4. The method of claim 1, wherein the task includes at least one of a navigation activity, a questionnaire, a click test, and a card sorting activity.

5. The method of claim 1, further comprising displaying a thumbnail video capture of the eligible participant over the shared screen as the task is being performed.

6. The method of claim 5, further comprising embedding the thumbnail video into the shared screen image to generate a single aggregate data stream.

7. The method of claim 6, further comprising sharing the aggregate data stream with the moderator.

8. The method of claim 1, wherein the system testing includes testing a microphone, a. speaker, a camera and network quality.

9. The method of claim 8, wherein the eligibility is determined by a functioning microphone, functioning speaker, functioning video camera, device, operating system, browser, a network connection bit stream over a set threshold, and a packet loss under a second threshold.

10. The method of claim 1, further comprising placing the eligible participant into a waiting room after the participant system has been tested.

11. The method of claim 1, further comprising sharing the screen with at least one observer and a note taker, wherein the eligible participant is unaware of the presence of the at least one observer and note taker, and enabling private communication between the moderator and at least one observer and note taker.

12. The method of claim 1, further comprising:

identifying at least one insight from the recording;

receiving a plurality of unmoderated study recordings;

analyzing the unmoderated study recordings in light of the at least one insight.

13. A set of computer program instructions on a non-transitory computer storage product, when executed for performing a moderated user experience study by executing the following steps:

identifying at least one participant;

scheduling the at least one participant for an available study time;

testing the participant system to determine eligibility;

selecting an eligible participant to join the study;

sharing a screen of the eligible participant with a moderator;

presenting a task to the eligible participant along with interjections from the moderator; and

recording the eligible participant as the task is performed.

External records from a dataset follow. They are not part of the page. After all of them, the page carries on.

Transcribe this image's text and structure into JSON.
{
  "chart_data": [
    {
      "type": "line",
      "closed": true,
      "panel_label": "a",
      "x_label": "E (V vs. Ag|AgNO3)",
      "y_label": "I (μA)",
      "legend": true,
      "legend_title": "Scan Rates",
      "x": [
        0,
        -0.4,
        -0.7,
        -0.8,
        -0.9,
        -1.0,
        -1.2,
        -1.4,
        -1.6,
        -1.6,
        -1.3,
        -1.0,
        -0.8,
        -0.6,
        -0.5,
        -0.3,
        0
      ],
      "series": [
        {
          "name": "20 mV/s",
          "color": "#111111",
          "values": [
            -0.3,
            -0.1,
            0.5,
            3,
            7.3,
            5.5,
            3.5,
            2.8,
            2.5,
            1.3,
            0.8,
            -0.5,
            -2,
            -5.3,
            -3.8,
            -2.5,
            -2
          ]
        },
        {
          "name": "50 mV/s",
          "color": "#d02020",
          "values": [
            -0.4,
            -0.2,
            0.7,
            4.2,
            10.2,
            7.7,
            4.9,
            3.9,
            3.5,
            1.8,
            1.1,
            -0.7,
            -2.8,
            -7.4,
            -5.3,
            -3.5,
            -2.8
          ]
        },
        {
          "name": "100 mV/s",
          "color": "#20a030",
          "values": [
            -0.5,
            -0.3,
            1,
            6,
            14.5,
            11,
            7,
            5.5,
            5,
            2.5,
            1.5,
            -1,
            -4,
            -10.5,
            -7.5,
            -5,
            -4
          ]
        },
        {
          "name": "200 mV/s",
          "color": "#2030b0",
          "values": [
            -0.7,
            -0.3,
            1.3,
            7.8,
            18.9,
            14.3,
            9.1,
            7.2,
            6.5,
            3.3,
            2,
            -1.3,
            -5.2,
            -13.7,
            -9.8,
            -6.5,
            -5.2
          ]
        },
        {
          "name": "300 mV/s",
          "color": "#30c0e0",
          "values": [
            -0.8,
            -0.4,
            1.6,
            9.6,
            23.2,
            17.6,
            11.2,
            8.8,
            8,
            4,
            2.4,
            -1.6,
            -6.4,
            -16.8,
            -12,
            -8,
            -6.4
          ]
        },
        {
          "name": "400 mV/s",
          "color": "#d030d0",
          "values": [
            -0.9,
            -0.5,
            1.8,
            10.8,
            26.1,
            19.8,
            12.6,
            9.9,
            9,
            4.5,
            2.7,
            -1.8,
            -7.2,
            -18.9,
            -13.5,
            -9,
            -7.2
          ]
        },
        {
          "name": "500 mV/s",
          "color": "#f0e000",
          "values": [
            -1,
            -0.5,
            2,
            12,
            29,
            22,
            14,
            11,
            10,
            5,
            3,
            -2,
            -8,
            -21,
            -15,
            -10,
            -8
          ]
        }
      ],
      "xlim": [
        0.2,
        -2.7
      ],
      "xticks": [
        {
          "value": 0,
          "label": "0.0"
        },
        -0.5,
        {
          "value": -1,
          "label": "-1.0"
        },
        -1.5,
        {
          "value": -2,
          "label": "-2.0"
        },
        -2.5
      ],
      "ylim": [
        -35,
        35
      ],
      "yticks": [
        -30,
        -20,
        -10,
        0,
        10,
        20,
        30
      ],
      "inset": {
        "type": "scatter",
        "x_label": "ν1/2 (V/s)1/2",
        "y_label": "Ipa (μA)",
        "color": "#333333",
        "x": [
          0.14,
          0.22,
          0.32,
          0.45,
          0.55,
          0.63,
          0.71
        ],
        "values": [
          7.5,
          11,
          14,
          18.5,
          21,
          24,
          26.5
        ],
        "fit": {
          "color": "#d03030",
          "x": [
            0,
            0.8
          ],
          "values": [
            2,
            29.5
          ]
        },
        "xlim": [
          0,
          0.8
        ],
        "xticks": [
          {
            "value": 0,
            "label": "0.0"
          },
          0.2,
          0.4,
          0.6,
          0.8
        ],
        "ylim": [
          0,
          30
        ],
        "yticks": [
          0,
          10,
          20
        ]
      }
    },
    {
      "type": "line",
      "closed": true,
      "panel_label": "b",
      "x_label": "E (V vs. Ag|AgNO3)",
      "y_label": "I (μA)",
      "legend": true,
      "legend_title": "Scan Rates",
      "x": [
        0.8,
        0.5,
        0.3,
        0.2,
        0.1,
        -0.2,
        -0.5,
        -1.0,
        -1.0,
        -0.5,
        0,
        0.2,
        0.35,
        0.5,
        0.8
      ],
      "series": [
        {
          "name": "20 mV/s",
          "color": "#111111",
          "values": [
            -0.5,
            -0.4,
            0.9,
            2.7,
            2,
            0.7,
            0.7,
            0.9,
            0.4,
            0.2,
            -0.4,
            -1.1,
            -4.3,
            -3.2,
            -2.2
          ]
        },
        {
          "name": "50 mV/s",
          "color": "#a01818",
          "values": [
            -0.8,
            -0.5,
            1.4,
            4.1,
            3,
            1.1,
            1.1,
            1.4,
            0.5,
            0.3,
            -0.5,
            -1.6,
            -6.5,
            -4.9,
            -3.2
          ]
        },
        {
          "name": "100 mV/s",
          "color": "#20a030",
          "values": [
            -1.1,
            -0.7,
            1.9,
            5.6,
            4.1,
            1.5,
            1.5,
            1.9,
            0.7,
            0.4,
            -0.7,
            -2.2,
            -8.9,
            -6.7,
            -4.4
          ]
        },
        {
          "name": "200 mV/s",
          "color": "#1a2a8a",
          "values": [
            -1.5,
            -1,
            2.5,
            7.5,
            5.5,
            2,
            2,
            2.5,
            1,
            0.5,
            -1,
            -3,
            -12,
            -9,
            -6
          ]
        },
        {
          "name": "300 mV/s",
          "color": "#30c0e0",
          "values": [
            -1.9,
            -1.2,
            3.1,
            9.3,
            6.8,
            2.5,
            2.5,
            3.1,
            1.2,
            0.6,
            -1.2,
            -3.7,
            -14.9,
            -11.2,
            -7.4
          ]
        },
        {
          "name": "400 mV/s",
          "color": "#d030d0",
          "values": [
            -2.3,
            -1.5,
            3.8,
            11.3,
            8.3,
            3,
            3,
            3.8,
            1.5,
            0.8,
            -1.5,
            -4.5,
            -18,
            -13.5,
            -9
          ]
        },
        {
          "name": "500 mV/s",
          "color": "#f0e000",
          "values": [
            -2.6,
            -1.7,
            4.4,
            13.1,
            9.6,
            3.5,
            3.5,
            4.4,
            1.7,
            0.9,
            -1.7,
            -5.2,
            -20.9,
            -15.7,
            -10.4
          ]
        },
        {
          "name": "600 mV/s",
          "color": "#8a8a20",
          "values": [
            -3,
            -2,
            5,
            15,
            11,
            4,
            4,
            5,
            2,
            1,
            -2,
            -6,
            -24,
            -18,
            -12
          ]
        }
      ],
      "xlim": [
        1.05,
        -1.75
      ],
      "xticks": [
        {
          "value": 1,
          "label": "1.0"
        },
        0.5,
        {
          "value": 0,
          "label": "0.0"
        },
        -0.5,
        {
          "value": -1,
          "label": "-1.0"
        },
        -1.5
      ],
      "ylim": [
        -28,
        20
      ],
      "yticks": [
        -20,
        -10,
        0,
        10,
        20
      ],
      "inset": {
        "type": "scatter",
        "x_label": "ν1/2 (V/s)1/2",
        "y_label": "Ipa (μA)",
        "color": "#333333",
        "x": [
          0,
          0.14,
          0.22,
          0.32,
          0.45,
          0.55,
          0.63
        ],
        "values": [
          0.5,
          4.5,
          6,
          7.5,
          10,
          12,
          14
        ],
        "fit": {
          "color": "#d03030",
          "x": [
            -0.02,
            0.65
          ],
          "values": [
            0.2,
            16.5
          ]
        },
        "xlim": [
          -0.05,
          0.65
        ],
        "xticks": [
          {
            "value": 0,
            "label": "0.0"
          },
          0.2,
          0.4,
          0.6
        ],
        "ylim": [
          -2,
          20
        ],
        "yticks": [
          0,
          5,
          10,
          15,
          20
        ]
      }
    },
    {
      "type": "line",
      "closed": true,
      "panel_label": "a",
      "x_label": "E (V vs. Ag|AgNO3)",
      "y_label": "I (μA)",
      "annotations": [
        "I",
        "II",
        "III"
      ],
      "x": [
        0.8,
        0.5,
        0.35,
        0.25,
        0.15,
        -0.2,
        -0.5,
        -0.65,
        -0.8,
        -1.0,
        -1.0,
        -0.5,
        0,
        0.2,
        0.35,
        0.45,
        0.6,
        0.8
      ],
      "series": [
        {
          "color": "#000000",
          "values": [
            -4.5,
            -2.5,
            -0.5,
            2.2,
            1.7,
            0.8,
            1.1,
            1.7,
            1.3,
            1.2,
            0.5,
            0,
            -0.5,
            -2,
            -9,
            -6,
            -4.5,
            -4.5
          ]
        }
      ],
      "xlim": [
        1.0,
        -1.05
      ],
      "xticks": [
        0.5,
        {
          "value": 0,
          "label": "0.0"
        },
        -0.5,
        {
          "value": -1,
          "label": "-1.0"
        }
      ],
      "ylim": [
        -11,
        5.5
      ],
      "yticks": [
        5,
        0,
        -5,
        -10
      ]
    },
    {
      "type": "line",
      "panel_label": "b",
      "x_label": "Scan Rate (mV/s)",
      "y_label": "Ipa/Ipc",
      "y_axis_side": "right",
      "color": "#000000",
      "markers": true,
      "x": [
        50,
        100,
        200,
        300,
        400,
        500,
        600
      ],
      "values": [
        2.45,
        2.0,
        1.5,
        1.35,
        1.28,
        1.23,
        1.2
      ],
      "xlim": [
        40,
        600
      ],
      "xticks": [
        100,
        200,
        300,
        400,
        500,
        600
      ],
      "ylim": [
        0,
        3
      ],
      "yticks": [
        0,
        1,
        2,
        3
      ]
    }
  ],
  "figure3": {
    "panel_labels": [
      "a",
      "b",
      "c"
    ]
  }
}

14. The computer storage product of claim 13, wherein scheduling the at least one participant comprises setting a maximum number of sessions in a day;

setting an interval length for the sessions;

setting a minimum booking notice; and

presenting a listing of available times to the at least one participant that matches the maximum number of sessions, interval length for the sessions, and minimum booking notice, which has not already been booked by another participant.

15. The computer storage product of claim 13; further comprising the step of displaying a thumbnail video capture of the eligible participant over the shared screen as the task is being performed.

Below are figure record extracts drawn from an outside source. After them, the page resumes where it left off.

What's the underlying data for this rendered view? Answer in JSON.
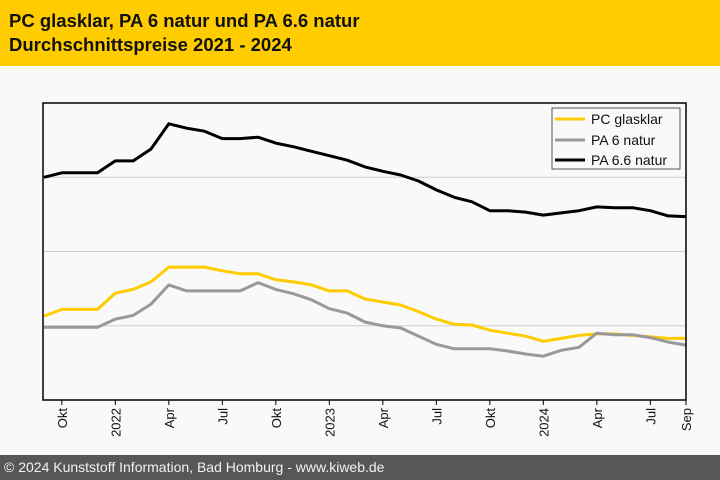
{
  "header": {
    "title_line1": "PC glasklar, PA 6 natur und PA 6.6 natur",
    "title_line2": "Durchschnittspreise 2021 - 2024",
    "background_color": "#ffcc00"
  },
  "footer": {
    "text": "© 2024 Kunststoff Information, Bad Homburg - www.kiweb.de",
    "background_color": "#575757"
  },
  "chart_data": {
    "type": "line",
    "title": "PC glasklar, PA 6 natur und PA 6.6 natur – Durchschnittspreise 2021 - 2024",
    "xlabel": "",
    "ylabel": "",
    "y_axis_labels_shown": false,
    "ylim": [
      0,
      4
    ],
    "y_gridlines": [
      1,
      2,
      3
    ],
    "grid": "horizontal",
    "legend_position": "top-right",
    "x": [
      "2021-09",
      "2021-10",
      "2021-11",
      "2021-12",
      "2022-01",
      "2022-02",
      "2022-03",
      "2022-04",
      "2022-05",
      "2022-06",
      "2022-07",
      "2022-08",
      "2022-09",
      "2022-10",
      "2022-11",
      "2022-12",
      "2023-01",
      "2023-02",
      "2023-03",
      "2023-04",
      "2023-05",
      "2023-06",
      "2023-07",
      "2023-08",
      "2023-09",
      "2023-10",
      "2023-11",
      "2023-12",
      "2024-01",
      "2024-02",
      "2024-03",
      "2024-04",
      "2024-05",
      "2024-06",
      "2024-07",
      "2024-08",
      "2024-09"
    ],
    "x_ticks": [
      {
        "index": 1,
        "label": "Okt"
      },
      {
        "index": 4,
        "label": "2022"
      },
      {
        "index": 7,
        "label": "Apr"
      },
      {
        "index": 10,
        "label": "Jul"
      },
      {
        "index": 13,
        "label": "Okt"
      },
      {
        "index": 16,
        "label": "2023"
      },
      {
        "index": 19,
        "label": "Apr"
      },
      {
        "index": 22,
        "label": "Jul"
      },
      {
        "index": 25,
        "label": "Okt"
      },
      {
        "index": 28,
        "label": "2024"
      },
      {
        "index": 31,
        "label": "Apr"
      },
      {
        "index": 34,
        "label": "Jul"
      },
      {
        "index": 36,
        "label": "Sep"
      }
    ],
    "series": [
      {
        "name": "PC glasklar",
        "color": "#ffcc00",
        "values": [
          1.13,
          1.22,
          1.22,
          1.22,
          1.44,
          1.49,
          1.59,
          1.79,
          1.79,
          1.79,
          1.74,
          1.7,
          1.7,
          1.62,
          1.59,
          1.55,
          1.47,
          1.47,
          1.36,
          1.32,
          1.28,
          1.19,
          1.09,
          1.02,
          1.01,
          0.94,
          0.9,
          0.86,
          0.79,
          0.83,
          0.87,
          0.89,
          0.89,
          0.87,
          0.85,
          0.83,
          0.83
        ]
      },
      {
        "name": "PA 6 natur",
        "color": "#999999",
        "values": [
          0.98,
          0.98,
          0.98,
          0.98,
          1.09,
          1.14,
          1.29,
          1.55,
          1.47,
          1.47,
          1.47,
          1.47,
          1.58,
          1.49,
          1.43,
          1.35,
          1.23,
          1.17,
          1.05,
          1.0,
          0.97,
          0.86,
          0.75,
          0.69,
          0.69,
          0.69,
          0.66,
          0.62,
          0.59,
          0.67,
          0.71,
          0.9,
          0.88,
          0.88,
          0.84,
          0.78,
          0.74
        ]
      },
      {
        "name": "PA 6.6 natur",
        "color": "#000000",
        "values": [
          3.0,
          3.06,
          3.06,
          3.06,
          3.22,
          3.22,
          3.38,
          3.72,
          3.66,
          3.62,
          3.52,
          3.52,
          3.54,
          3.46,
          3.41,
          3.35,
          3.29,
          3.23,
          3.14,
          3.08,
          3.03,
          2.95,
          2.83,
          2.73,
          2.67,
          2.55,
          2.55,
          2.53,
          2.49,
          2.52,
          2.55,
          2.6,
          2.59,
          2.59,
          2.55,
          2.48,
          2.47
        ]
      }
    ]
  }
}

16. The computer storage product of claim 15, further comprising the step of embedding the thumbnail video into the shared screen image to generate a single aggregate data stream.

17. The computer storage product of claim 16, further comprising the step of sharing the aggregate data stream with the moderator and at least one observer and note taker.

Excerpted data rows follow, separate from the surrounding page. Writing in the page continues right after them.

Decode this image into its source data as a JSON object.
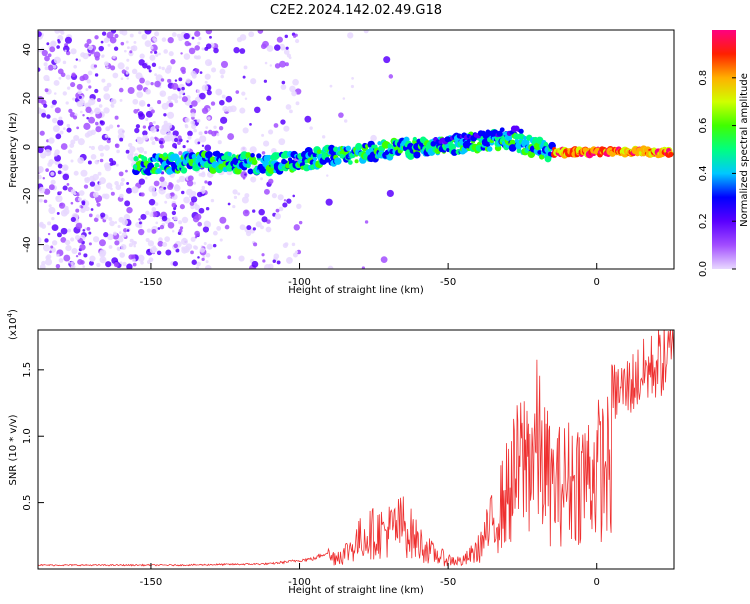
{
  "title": "C2E2.2024.142.02.49.G18",
  "chart_data": [
    {
      "type": "heatmap",
      "title": "",
      "xlabel": "Height of straight line (km)",
      "ylabel": "Frequency (Hz)",
      "xlim": [
        -188,
        26
      ],
      "ylim": [
        -50,
        48
      ],
      "x_ticks": [
        -150,
        -100,
        -50,
        0
      ],
      "y_ticks": [
        -40,
        -20,
        0,
        20,
        40
      ],
      "grid": false,
      "trace": {
        "description_points_x": [
          -155,
          -130,
          -110,
          -90,
          -70,
          -50,
          -30,
          -15,
          0,
          25
        ],
        "description_points_y": [
          -7,
          -6,
          -7,
          -4,
          -1,
          1,
          3,
          -2,
          -2,
          -2
        ]
      },
      "colorbar": {
        "label": "Normalized spectral amplitude",
        "range": [
          0,
          1
        ],
        "ticks": [
          "0.0",
          "0.2",
          "0.4",
          "0.6",
          "0.8"
        ],
        "colors": [
          "#e8d8ff",
          "#a24dff",
          "#5a00ff",
          "#0000ff",
          "#00c8ff",
          "#00ff80",
          "#40ff00",
          "#d0ff00",
          "#ffb000",
          "#ff2000",
          "#ff0080"
        ]
      }
    },
    {
      "type": "line",
      "title": "",
      "xlabel": "Height of straight line (km)",
      "ylabel": "SNR (10 * v/v)",
      "scale_label": "(x10",
      "scale_exp": "4",
      "scale_close": ")",
      "xlim": [
        -188,
        26
      ],
      "ylim": [
        0,
        18000
      ],
      "x_ticks": [
        -150,
        -100,
        -50,
        0
      ],
      "y_ticks": [
        5000,
        10000,
        15000
      ],
      "y_tick_labels": [
        "0.5",
        "1.0",
        "1.5"
      ],
      "grid": false,
      "color": "#ee3030",
      "envelope": {
        "x": [
          -188,
          -140,
          -110,
          -95,
          -85,
          -78,
          -70,
          -65,
          -60,
          -55,
          -50,
          -45,
          -40,
          -35,
          -30,
          -25,
          -20,
          -15,
          -10,
          -5,
          0,
          5,
          10,
          15,
          20,
          26
        ],
        "y": [
          300,
          300,
          400,
          800,
          2000,
          4500,
          5000,
          5800,
          3500,
          2000,
          1200,
          1000,
          2500,
          6000,
          10000,
          14000,
          16000,
          10500,
          11500,
          12000,
          13000,
          13500,
          14000,
          15000,
          15800,
          16500
        ]
      }
    }
  ]
}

18. The computer storage product of claim 13, wherein the system testing includes testing a microphone, a speaker, a camera and network quality.

19. A method for a moderated user experience study comprising:

identifying at least one participant who communicates in a first language;

joining the at least one participant into a moderated study with a moderator speaking in a second language;

sharing a screen of the participant with the moderator;

presenting a task to the eligible participant;

recording the participant;

translating, in real time, communication from the participant from the first language to the second language utilizing a machine language translation service;

enabling interjections from the moderator in the second language, which are translated in real time to the first language.

20. The method of claim 19, further comprising translating the recording into the second language for subsequent review.

21. The method of claim 19, further comprising translating the recording into a third language for subsequent review.